Second, the expansive Russian claim on the Sea of Okhotsk will only further embolden China to make claims in the oil-rich South China Sea, claims that are already sparking conflict between Beijing, on the one hand, and Tokyo and Washington, on the other. China will certainly invoke the Okhotsk decision in order to secure its own Law of the Sea (LOS) sanctions.

Third, Putin’s announcement that Russia will close the Sea of Okhotsk raises the stakes over Moscow’s even more expansive claims in the Arctic Ocean. Moscow argues much of the Arctic seabed is part of Russia’s continental shelf, including regions hundreds of miles from the shoreline of the Russian Federation, and thus should be recognized as a Russian exclusion zone (RIA Novosti, April 29).
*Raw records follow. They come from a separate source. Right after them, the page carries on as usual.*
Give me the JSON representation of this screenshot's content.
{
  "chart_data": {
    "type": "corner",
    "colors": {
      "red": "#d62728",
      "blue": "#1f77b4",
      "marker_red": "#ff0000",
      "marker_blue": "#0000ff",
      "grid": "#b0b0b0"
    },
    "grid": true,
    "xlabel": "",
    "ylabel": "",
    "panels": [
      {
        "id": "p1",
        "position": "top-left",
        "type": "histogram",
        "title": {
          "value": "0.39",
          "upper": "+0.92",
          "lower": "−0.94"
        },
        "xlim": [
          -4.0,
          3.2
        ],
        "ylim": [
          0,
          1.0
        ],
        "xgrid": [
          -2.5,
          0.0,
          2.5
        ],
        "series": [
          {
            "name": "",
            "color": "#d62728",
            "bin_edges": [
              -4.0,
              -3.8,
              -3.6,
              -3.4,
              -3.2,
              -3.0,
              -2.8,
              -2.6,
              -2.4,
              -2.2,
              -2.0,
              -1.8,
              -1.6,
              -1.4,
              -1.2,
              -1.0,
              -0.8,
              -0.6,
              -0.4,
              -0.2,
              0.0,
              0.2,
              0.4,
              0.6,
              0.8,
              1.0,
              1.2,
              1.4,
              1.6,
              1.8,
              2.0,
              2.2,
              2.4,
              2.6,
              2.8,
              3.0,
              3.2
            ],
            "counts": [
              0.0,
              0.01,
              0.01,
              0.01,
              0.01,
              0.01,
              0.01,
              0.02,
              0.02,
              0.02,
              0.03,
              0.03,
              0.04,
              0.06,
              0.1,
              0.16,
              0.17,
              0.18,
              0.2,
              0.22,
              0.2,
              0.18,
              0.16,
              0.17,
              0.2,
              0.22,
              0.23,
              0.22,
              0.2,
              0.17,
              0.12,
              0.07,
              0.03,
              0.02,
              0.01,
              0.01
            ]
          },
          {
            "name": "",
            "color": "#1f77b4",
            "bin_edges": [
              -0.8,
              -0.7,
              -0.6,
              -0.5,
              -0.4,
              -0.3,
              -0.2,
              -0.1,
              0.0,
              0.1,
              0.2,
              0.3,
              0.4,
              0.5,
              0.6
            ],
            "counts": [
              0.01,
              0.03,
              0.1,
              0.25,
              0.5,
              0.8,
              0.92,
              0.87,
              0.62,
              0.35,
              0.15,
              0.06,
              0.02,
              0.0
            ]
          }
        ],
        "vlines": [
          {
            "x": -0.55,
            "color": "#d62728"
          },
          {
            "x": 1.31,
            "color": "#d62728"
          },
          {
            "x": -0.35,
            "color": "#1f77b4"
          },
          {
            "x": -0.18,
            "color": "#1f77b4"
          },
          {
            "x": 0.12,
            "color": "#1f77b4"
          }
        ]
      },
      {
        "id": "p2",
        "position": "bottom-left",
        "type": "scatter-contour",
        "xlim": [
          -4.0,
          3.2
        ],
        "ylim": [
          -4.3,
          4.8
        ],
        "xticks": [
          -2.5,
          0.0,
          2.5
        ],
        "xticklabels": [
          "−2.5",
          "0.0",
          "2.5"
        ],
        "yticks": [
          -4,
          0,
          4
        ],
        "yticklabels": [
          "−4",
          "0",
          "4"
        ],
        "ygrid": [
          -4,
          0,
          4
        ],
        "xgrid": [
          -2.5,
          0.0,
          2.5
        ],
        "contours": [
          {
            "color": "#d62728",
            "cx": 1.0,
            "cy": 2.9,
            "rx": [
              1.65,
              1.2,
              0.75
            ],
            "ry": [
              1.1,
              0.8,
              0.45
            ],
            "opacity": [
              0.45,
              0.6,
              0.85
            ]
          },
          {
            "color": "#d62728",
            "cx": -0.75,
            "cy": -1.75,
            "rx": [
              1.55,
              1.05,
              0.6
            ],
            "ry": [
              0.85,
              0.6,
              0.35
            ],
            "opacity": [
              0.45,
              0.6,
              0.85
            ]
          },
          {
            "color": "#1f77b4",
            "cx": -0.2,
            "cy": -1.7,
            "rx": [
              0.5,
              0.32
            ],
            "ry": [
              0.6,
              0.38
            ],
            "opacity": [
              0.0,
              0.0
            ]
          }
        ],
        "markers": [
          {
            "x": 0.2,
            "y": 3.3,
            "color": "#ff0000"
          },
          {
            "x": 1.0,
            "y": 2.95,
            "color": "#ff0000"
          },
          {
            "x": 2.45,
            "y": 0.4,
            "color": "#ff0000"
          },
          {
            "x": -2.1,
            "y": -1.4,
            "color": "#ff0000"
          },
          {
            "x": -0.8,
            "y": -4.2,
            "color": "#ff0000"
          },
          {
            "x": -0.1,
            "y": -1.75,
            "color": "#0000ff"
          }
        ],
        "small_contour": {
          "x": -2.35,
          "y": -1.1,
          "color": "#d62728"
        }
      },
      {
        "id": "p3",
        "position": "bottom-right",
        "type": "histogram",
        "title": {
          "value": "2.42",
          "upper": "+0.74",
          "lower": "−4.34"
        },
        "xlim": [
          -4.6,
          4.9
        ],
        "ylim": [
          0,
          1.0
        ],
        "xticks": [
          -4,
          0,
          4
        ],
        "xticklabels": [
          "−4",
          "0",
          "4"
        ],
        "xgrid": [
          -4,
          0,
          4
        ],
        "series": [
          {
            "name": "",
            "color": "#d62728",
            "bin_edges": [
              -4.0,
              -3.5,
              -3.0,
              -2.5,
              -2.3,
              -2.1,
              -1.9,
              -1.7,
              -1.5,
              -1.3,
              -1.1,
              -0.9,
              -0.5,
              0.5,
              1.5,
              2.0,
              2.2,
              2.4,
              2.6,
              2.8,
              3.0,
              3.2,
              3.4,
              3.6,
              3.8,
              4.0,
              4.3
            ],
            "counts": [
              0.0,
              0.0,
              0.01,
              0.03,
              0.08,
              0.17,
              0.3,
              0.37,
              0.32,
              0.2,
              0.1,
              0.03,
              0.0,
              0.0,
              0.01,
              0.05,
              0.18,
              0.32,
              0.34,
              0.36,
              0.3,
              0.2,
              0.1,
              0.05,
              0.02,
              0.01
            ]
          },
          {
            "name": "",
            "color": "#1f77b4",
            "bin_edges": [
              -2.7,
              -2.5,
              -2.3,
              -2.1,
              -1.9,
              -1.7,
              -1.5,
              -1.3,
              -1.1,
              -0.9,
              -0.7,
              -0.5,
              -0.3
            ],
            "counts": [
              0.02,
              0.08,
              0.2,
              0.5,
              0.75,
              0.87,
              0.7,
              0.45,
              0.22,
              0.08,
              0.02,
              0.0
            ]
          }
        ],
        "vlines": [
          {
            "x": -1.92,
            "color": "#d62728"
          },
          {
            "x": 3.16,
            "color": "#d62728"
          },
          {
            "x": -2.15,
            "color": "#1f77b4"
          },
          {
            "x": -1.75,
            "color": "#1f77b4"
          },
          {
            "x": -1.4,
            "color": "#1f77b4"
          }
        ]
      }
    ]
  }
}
Putin’s comments on Moscow’s plans for the Sea of Okhotsk suggest that the Kremlin leader would be prepared to do just that.

Given global warming, which is opening up the High Arctic to transit and exploration, the near certainty that the seabed there contains significant deposits of oil, gas and other minerals, as well as rapidly improving technology for extracting this natural wealth, such a Russian move would trigger new conflicts between Russia and the other Arctic powers, potentially including the United States, Canada, Denmark, Norway, and even China—which sees itself as a member of that group even though it has no Arctic coastline.

The likelihood of that was only increased by Putin’s comments at the time of his announcement of the Okhotsk decision. He said that Russian exploration for and exploitation of wealth below the surface of the Arctic Sea must be “reliably defended from terrorists and other potential threats” and that the country’s security agencies, including the Ministry of Defense and the Federal Security Service (FSB), among others, must develop a joint program to that end. Putin specifically called for the creation of “a single system of basing of [Russian] submarines and surface ships” there to do the job (kremlin.ru, April 22).

Fourth, Putin’s plans to give military content to Russia’s claims over enormous areas of adjoining oceans not only sets the stage for conflicts with other powers now but will require Moscow to dramatically increase its naval ship-building effort. Given the length of time between the design of a ship, the laying of the keel, and launch, the Sea of Okhotsk comments are an indication of just how far-reaching Putin’s plans now are—even more aggressive and expansionist than many analysts currently focused on Ukraine have thought.

And fifth—and of particular importance for the US—the Sea of Okhotsk decision calls attention to Moscow’s clever use of those international institutions where it has advantages in some cases because the US is not present: While more than 160 countries have signed and ratified the LOS convention, the US has not. As a result, Washington did not have a seat at the table on this decision and could not block or even modify it. The US is now beginning to pay a heavy price for that.